Abstract

Diabetes Mellitus (DM) is one of the most prevalent diseases in the world today which is associated by having high glucose levels in the body either due to inadequate production of insulin or the body cell’s not responding towards the produced insulin. Data mining and machine learning techniques can be extremely useful in classification of DM considering the need to have a shift from current traditional methods which use sharp needles to draw blood towards a non - invasive method. The objective of this study is to perform DM classification using various machine learning algorithms. In this paper, individual classifiers such as Support Vector Machine, Naïve Bayes, Bayes Net, Decision Stump, k - Nearest Neighbors, Logistic Regression, Multilayer Perceptron and Decision Tree are experimented.
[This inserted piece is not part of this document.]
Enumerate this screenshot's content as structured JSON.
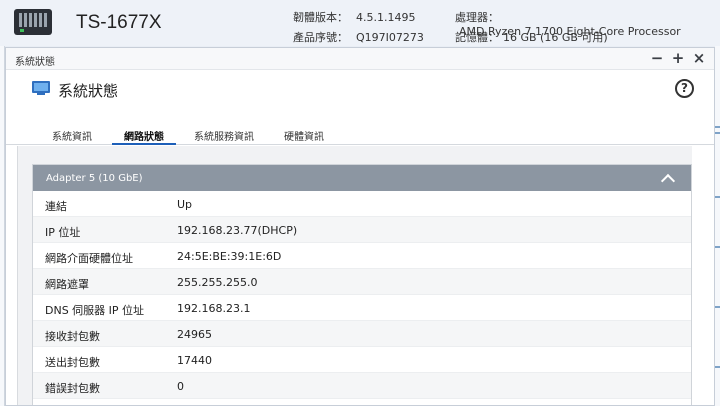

Apart from that, ensemble methods such as bagging, boosting, hybrid classifier using combinations of Random Forest with other base classifiers and ensemble algorithm which is the Random Forest has also been studied. Proposed DM classification model is chosen based on an optimized model reflected by their accuracy and performance of the model. In this research, it was found that performance of ensemble method using hybrid classifier of Random Forest - Bayes Net model has proven to be the best DM classification model with an accuracy of 83.91% and AUC of 0.904 using the Pima Indian Diabetes Dataset (PIDD).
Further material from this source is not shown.